Of course their moods vary. They have their 'high days and holidays,' feasts, processions, and entertainments; but on the whole the average ryot or small cultivator has a hard life.
In every village there are generally bits of uncultivated or jungle lands, on which the village herds have a right of pasture. The cow being a sacred animal, they only use her products, milk and butter. The urchins may be seen in the morning driving long strings of emaciated looking animals to the village pasture, which in the evening wend their weary way backwards through the choking dust, having had but 'short commons' all the day on the parched and scanty herbage.

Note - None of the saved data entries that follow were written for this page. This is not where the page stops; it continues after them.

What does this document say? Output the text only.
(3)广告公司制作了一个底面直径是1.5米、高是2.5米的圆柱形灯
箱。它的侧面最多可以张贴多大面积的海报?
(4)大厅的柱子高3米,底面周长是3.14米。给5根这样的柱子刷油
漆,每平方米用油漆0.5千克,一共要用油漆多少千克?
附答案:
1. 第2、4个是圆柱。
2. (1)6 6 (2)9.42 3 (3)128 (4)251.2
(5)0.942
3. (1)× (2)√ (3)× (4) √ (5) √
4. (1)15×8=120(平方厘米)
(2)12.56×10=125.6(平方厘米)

The police are too often a source of annoyance, and become extortionate robbers, instead of the protectors of the poor. It seems to be inherent in the Oriental mind to abuse authority. I do not scruple to say that all the vast army of policemen, court peons, writers, clerks, messengers, and underlings of all sorts, about the courts of justice, in the service of government officers, or in any way attached to the retinue of a government official, one and all are undeniably shamelessly venal and corrupt. They accept a bribe much more quickly than an attorney a fee, or a hungry dog a shin of beef. If a policeman only enters a village he expects a feast from the head man, and will ask a present with unblushing effrontery as a perquisite of his office. If a theft is reported, the inspector of the nearest police-station, or thanna as it is called, sends one of his myrmidons, or, if the chance of bribes be good, he may attend himself. On arrival, ambling on his broken-kneed, wall-eyed pony, he seats himself in the verandah of the chief man of the village, who forthwith, with much inward trepidation, makes his appearance. The policeman assumes the air of a haughty conqueror receiving homage from a conquered foe. He assures the trembling wretch that, 'acting on information received,' he must search his dwelling for the missing goods, and that his women's apartments will have to be ransacked, and so annoys, goads, and insults the unfortunate man, that he is too glad to purchase immunity from further insolence by making the policeman a small present, perhaps a 'kid of the goats,' or something else. The guardian of the peace is then regaled with the best food in the house, after which he is 'wreathed with smiles.' If he sees a chance of a farther bribe, he takes his departure saying he will make his report to the thanna. He repeats his procedure with some of the other respectable inhabitants, and goes back a good deal richer than he came, to share the spoil with the thannadar or inspector.
Another man may then be sent, and the same course is followed, until all the force in the station have had their share. The ryot is afraid to resist. The police have tremendous powers for annoying and doing him harm. A crowd of subservient scoundrels always hangs round the station, dependents, relations, or accomplices. These harry the poor man who is unwise enough to resist the extortionate demands of the police. They take his cattle to the pound, foment strife between him and his neighbours, get up frivolous and false charges against him, harass him in a thousand ways, and if all else fails, get him summoned as a witness in some case. You might think a witness a person to be treated with respect, to be attended to, to have every facility offered him for giving his evidence at the least cost of time and trouble possible, consistent with the demands of justice, and the vindication of law and authority.
Not so in India with the witness in a police case, when the force dislike him. If he has not previously satisfied their leech-like rapacity, he is tormented, tortured, bullied, and kicked 'from pillar to post,' till his life becomes a burden to him. He has to leave all his avocations, perhaps at the time when his affairs require his constant supervision. He has to trudge many a weary mile to attend the Court. The police get hold of him, and keep him often in real durance. He gets no opportunity for cooking or eating his food. His daily habits are upset and interfered with. In every little vexatious way (and they are masters of the art of petty torture) they so worry and goad him, that the very threat of being summoned as a witness in a police case, is often enough to make the horrified well-to-do native give a handsome gratuity to be allowed to sit quietly at home.